Taken aback, the tense expectancy going out of her, she said:
‘Did he leave any address?’
‘Yes, ma’am. He’s gone home. We have the address here …’
‘Oh, it doesn’t matter, thank you. I know the house.’
Out on the pavement again. Would it be unwise to call? His father might be there. But his father knew all about her, might be less prejudiced against her if they met. And soon the news woul
d be public property anyway.
She had difficulty in finding a cab and it was nearly four before she reached his house. She must be back before Mr Ferguson.
The girl who opened the door looked at her blankly.
‘Is Mr Crossley in, please?’
‘Yes’m. What name shall I say?’
She waited a few moments in the drawing-room, then went upstairs behind the maid. Her heart was thumping with the excitement of seeing him again.
Stephen in bed. He flushed to the temples at sight of her; she’d never seen him do that before. For a moment they were formal while the maid withdrew, Stephen even looked alarmed. Then in each other’s arms.
‘My dearest!’
‘Delia! I never expected! Who told you I was–’

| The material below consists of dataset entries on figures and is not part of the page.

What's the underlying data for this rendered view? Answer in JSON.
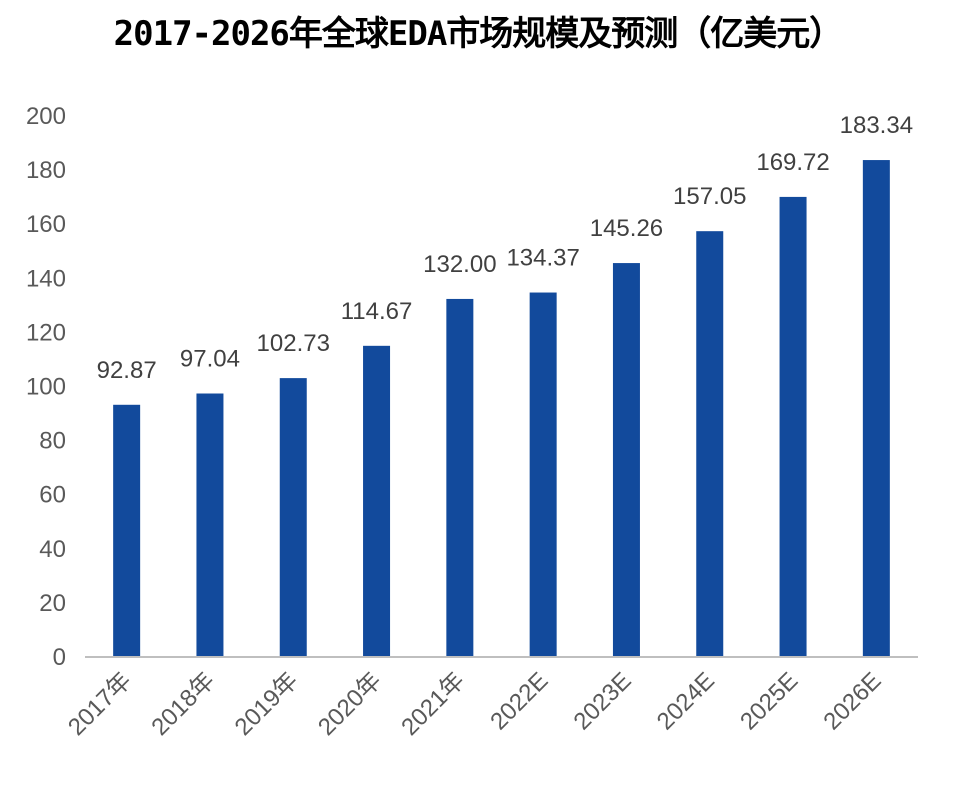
{
  "chart_data": {
    "type": "bar",
    "title": "2017-2026年全球EDA市场规模及预测（亿美元）",
    "categories": [
      "2017年",
      "2018年",
      "2019年",
      "2020年",
      "2021年",
      "2022E",
      "2023E",
      "2024E",
      "2025E",
      "2026E"
    ],
    "values": [
      92.87,
      97.04,
      102.73,
      114.67,
      132.0,
      134.37,
      145.26,
      157.05,
      169.72,
      183.34
    ],
    "value_labels": [
      "92.87",
      "97.04",
      "102.73",
      "114.67",
      "132.00",
      "134.37",
      "145.26",
      "157.05",
      "169.72",
      "183.34"
    ],
    "yticks": [
      "0",
      "20",
      "40",
      "60",
      "80",
      "100",
      "120",
      "140",
      "160",
      "180",
      "200"
    ],
    "ylim": [
      0,
      200
    ],
    "xlabel": "",
    "ylabel": "",
    "grid": false,
    "legend": "none",
    "colors": {
      "bar": "#124A9C",
      "axis": "#BFBFBF"
    }
  }
}
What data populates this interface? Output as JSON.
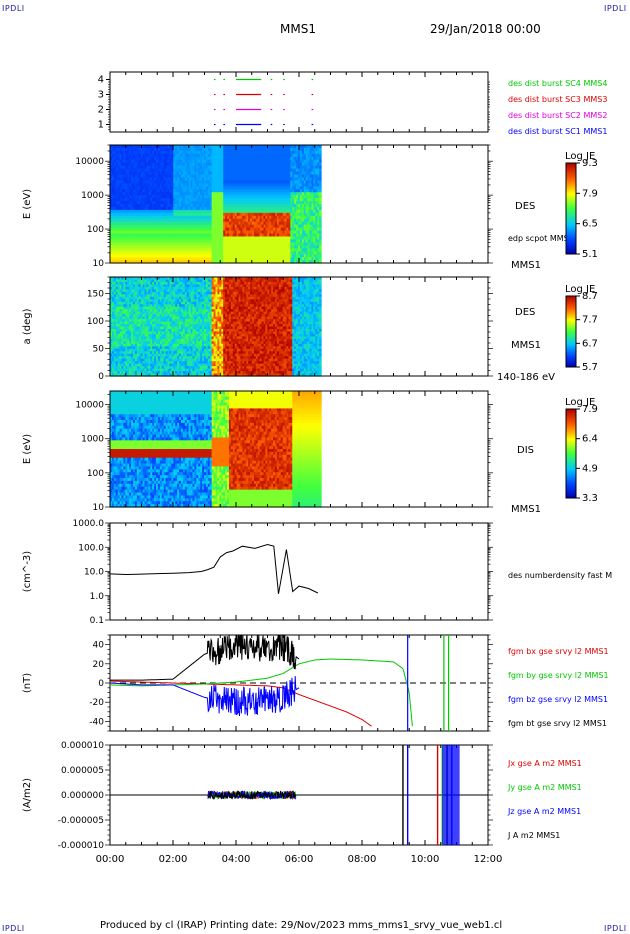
{
  "header": {
    "corner_tl": "IPDLI",
    "corner_tr": "IPDLI",
    "corner_bl": "IPDLI",
    "corner_br": "IPDLI",
    "spacecraft": "MMS1",
    "datetime": "29/Jan/2018 00:00"
  },
  "footer": {
    "text": "Produced by cl (IRAP)   Printing date: 29/Nov/2023   mms_mms1_srvy_vue_web1.cl"
  },
  "colors": {
    "mms1": "#0000ff",
    "mms2": "#e000e0",
    "mms3": "#e00000",
    "mms4": "#00c800"
  },
  "chart_data": [
    {
      "type": "scatter",
      "id": "burst-availability",
      "ytick_labels": [
        "1",
        "2",
        "3",
        "4"
      ],
      "ylim": [
        0.5,
        4.5
      ],
      "xlim": [
        0,
        12
      ],
      "legend": [
        {
          "label": "des dist burst SC1 MMS1",
          "color": "#0000ff",
          "level": 1
        },
        {
          "label": "des dist burst SC2 MMS2",
          "color": "#e000e0",
          "level": 2
        },
        {
          "label": "des dist burst SC3 MMS3",
          "color": "#e00000",
          "level": 3
        },
        {
          "label": "des dist burst SC4 MMS4",
          "color": "#00c800",
          "level": 4
        }
      ],
      "intervals": [
        [
          3.3,
          3.35
        ],
        [
          3.6,
          3.65
        ],
        [
          4.0,
          4.8
        ],
        [
          5.1,
          5.15
        ],
        [
          5.5,
          5.55
        ],
        [
          6.4,
          6.45
        ]
      ]
    },
    {
      "type": "heatmap",
      "id": "des-energy",
      "ylabel": "E (eV)",
      "yscale": "log",
      "ylim": [
        10,
        30000
      ],
      "ytick_labels": [
        "10",
        "100",
        "1000",
        "10000"
      ],
      "right_labels": [
        "DES",
        "edp scpot MMS1",
        "MMS1"
      ],
      "colorbar": {
        "title": "Log JE",
        "ticks": [
          "9.3",
          "7.9",
          "6.5",
          "5.1"
        ],
        "range": [
          5.1,
          9.3
        ]
      },
      "data_end_hour": 6.7
    },
    {
      "type": "heatmap",
      "id": "des-pitch",
      "ylabel": "a (deg)",
      "ylim": [
        0,
        180
      ],
      "ytick_labels": [
        "0",
        "50",
        "100",
        "150"
      ],
      "right_labels": [
        "DES",
        "MMS1",
        "140-186 eV"
      ],
      "colorbar": {
        "title": "Log JE",
        "ticks": [
          "8.7",
          "7.7",
          "6.7",
          "5.7"
        ],
        "range": [
          5.7,
          8.7
        ]
      },
      "data_end_hour": 6.7
    },
    {
      "type": "heatmap",
      "id": "dis-energy",
      "ylabel": "E (eV)",
      "yscale": "log",
      "ylim": [
        10,
        25000
      ],
      "ytick_labels": [
        "10",
        "100",
        "1000",
        "10000"
      ],
      "right_labels": [
        "DIS",
        "MMS1"
      ],
      "colorbar": {
        "title": "Log JE",
        "ticks": [
          "7.9",
          "6.4",
          "4.9",
          "3.3"
        ],
        "range": [
          3.3,
          7.9
        ]
      },
      "data_end_hour": 6.7
    },
    {
      "type": "line",
      "id": "density",
      "ylabel": "(cm^-3)",
      "yscale": "log",
      "ylim": [
        0.1,
        1000
      ],
      "ytick_labels": [
        "0.1",
        "1.0",
        "10.0",
        "100.0",
        "1000.0"
      ],
      "series": [
        {
          "name": "des numberdensity fast M",
          "color": "#000000",
          "x": [
            0,
            0.5,
            1.0,
            1.5,
            2.0,
            2.5,
            2.9,
            3.1,
            3.3,
            3.5,
            3.7,
            3.9,
            4.2,
            4.6,
            5.0,
            5.2,
            5.35,
            5.6,
            5.8,
            6.0,
            6.3,
            6.6
          ],
          "y": [
            8,
            7.5,
            7.8,
            8.2,
            8.5,
            9,
            10,
            12,
            15,
            40,
            60,
            70,
            110,
            90,
            130,
            110,
            1.2,
            80,
            1.5,
            2.5,
            2.0,
            1.3
          ]
        }
      ]
    },
    {
      "type": "line",
      "id": "magnetic-field",
      "ylabel": "(nT)",
      "ylim": [
        -50,
        50
      ],
      "ytick_labels": [
        "-40",
        "-20",
        "0",
        "20",
        "40"
      ],
      "series": [
        {
          "name": "fgm bx gse srvy l2 MMS1",
          "color": "#e00000",
          "x": [
            0,
            1,
            2,
            3,
            4,
            5,
            5.5,
            6.0,
            6.5,
            7.0,
            7.5,
            8.0,
            8.3
          ],
          "y": [
            2,
            1,
            0,
            -1,
            -2,
            -3,
            -5,
            -12,
            -18,
            -24,
            -30,
            -38,
            -45
          ]
        },
        {
          "name": "fgm by gse srvy l2 MMS1",
          "color": "#00c800",
          "x": [
            0,
            1,
            2,
            3,
            4,
            5,
            5.5,
            6.0,
            6.5,
            7.0,
            8.0,
            9.0,
            9.3,
            9.5,
            9.6
          ],
          "y": [
            -2,
            -3,
            -2,
            -1,
            1,
            5,
            10,
            20,
            24,
            25,
            24,
            22,
            15,
            -10,
            -45
          ]
        },
        {
          "name": "fgm bz gse srvy l2 MMS1",
          "color": "#0000ff",
          "x": [
            0,
            1,
            2,
            3,
            4,
            5,
            5.5,
            6.0
          ],
          "y": [
            0,
            -2,
            -2,
            -15,
            -20,
            -18,
            -15,
            -5
          ]
        },
        {
          "name": "fgm bt gse srvy l2 MMS1",
          "color": "#000000",
          "x": [
            0,
            1,
            2,
            3,
            4,
            5,
            5.5,
            6.0
          ],
          "y": [
            3,
            3,
            4,
            30,
            40,
            35,
            38,
            25
          ]
        }
      ]
    },
    {
      "type": "line",
      "id": "current-density",
      "ylabel": "(A/m2)",
      "ylim": [
        -1e-05,
        1e-05
      ],
      "ytick_labels": [
        "-0.000010",
        "-0.000005",
        "0.000000",
        "0.000005",
        "0.000010"
      ],
      "series": [
        {
          "name": "Jx gse A m2 MMS1",
          "color": "#e00000"
        },
        {
          "name": "Jy gse A m2 MMS1",
          "color": "#00c800"
        },
        {
          "name": "Jz gse A m2 MMS1",
          "color": "#0000ff"
        },
        {
          "name": "J A m2 MMS1",
          "color": "#000000"
        }
      ]
    }
  ],
  "xaxis": {
    "xlim": [
      0,
      12
    ],
    "tick_labels": [
      "00:00",
      "02:00",
      "04:00",
      "06:00",
      "08:00",
      "10:00",
      "12:00"
    ],
    "tick_values": [
      0,
      2,
      4,
      6,
      8,
      10,
      12
    ]
  }
}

‘Stephen, I went to the hospital.’ She explained. Something in his voice. She found herself explaining more than she need. He had all the good looks, the attraction Brook lacked. Not sick, only hurt, all the difference.
‘I came home yesterday; but, Delia, it was a bit rash coming here. I’ve written to you.’
‘Does it matter?’ she said, surprised. ‘Is your father here?’
‘Why, no. But he may be. Perhaps we can talk quickly for a few minutes. How’s Brook?’
‘A little better. No, don’t pull a face.’
‘I can’t help it – why be a hypocrite? I’ll swear your nursing would bring a man out of the grave.’
‘I’ve only done what anyone else … But it’s been a terrible week.’
He put his warm, long-fingered hand over hers.
‘Horrible for you. Poor sweetheart–’
‘But don’t let’s talk about it. I’ve been so worried because I was afraid you were badly hurt.’